Anyway, when I upgraded the TV from a 720p 42″ to a 1080p 55″ the other day, it immediately became obvious that the grid view font was now so small as to be unreadable:
So I dropped Conor at Bruji, the author of the app, a line with a screenshot.
Two days later he sent me a re-coded and recompiled version which, with the addition of a couple of simple Terminal commands which he provided, delivered this:
Now all is readable again at my preferred 10 feet viewing distance. I even saw the typo in the left bar at last!
This is the sort of thing which makes it so great to have independent developers around. Truly bespoke customer service. Thank you Conor.
You can buy DVDpedia for a very modest sum by clicking the image below and I recommend the app without reservation. Variants for Books (which is what you see when you click on Books on Photography at the base of this page), CDs and Games are also available, and the iPad/iPhone version is wonderful when you want to quickly check whether you have a movie or not, as it syncs your Mac with the mobile device.

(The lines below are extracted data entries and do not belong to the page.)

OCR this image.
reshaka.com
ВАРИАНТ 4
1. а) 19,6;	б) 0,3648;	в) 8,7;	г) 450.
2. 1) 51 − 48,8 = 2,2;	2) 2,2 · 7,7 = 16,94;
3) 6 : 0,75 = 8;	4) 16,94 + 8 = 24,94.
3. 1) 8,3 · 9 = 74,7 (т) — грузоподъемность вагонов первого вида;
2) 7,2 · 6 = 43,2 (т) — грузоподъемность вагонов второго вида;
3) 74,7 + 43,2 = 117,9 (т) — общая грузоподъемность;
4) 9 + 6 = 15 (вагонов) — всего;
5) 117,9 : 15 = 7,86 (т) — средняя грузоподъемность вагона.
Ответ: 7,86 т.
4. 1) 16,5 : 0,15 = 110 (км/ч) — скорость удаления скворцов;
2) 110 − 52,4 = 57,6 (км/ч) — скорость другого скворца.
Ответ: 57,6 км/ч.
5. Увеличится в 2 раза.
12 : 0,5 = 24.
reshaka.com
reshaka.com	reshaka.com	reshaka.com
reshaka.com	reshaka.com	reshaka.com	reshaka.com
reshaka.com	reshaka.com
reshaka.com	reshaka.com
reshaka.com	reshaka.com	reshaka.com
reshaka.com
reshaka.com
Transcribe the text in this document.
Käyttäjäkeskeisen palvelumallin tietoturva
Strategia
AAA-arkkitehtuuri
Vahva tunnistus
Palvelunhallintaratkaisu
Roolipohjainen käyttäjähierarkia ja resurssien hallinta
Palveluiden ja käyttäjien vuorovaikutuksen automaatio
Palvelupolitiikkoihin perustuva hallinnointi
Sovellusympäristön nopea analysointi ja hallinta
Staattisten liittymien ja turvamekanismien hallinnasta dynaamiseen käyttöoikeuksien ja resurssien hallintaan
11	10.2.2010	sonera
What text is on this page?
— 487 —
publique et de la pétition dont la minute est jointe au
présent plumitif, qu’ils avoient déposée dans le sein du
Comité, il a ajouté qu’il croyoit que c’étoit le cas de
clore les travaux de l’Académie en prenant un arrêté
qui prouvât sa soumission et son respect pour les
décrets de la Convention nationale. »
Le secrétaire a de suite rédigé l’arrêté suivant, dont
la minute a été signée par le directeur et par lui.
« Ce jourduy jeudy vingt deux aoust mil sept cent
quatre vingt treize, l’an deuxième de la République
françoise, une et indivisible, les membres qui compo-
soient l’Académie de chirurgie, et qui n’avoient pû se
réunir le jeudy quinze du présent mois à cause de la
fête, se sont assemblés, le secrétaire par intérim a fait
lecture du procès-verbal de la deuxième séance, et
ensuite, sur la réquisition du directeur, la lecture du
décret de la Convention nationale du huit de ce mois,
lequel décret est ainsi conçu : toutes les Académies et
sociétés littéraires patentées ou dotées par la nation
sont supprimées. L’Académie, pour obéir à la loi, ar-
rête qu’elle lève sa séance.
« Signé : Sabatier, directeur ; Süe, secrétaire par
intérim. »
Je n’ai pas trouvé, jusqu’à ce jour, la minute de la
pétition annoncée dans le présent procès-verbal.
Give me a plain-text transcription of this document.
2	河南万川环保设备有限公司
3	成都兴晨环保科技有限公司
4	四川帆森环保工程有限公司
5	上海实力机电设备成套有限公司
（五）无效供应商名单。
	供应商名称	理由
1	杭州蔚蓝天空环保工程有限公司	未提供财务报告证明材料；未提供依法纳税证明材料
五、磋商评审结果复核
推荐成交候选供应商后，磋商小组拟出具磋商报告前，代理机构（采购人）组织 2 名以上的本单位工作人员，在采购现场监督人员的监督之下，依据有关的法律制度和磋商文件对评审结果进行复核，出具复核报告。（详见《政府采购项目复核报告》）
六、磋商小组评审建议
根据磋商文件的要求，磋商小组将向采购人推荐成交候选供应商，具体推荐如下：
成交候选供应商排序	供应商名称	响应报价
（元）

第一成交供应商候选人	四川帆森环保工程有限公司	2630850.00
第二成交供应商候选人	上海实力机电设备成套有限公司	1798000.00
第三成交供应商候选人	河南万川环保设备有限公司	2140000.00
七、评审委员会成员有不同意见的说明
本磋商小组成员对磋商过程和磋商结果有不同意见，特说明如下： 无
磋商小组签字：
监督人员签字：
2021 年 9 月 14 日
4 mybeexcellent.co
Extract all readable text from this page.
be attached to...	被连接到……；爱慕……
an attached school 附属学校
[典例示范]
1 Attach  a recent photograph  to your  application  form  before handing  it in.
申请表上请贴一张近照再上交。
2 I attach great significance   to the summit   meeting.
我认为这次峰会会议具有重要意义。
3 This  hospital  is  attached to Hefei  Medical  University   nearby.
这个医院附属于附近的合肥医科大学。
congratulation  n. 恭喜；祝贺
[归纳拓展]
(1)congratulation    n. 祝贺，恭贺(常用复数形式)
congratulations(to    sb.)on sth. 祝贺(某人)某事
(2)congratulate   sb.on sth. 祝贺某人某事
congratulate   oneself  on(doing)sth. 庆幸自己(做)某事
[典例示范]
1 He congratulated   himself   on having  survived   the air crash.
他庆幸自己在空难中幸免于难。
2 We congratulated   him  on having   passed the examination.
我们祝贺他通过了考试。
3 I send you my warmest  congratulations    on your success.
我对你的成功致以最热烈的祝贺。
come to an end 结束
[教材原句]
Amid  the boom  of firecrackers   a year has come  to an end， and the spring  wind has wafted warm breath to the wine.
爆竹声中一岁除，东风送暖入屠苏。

Click the picture to go to the Bruji site.
Movies are a huge source of inspiration to any photographer and you simply cannot have enough. Online services tend to see movies come and go so it makes a lot of sense to keep local copies for home viewing for those occasions when they are not available elsewhere. Mine reside on two Mediasonic hard drive enclosures, holding four 3TB drives each.
I understand from Conor at Bruji that he hopes to add the extra large font option in future releases of his application.
Update May 10, 2013: The Extra Large font feature has been added and you can download the enhanced application here. You don’t even have to do any additional code input with this version.
Thanks for the pointer, I was looking for something like this too. Some time ago I’ve written a script that manually takes each movie and generates metadata for my Roku, so I can watch my movies on a big TV. But I missed the ability to quickly glance at what I have on my computer, without scrolling through a large folder in Finder.
The iPad app has some bad reviews, I’ve decided against buying it for now.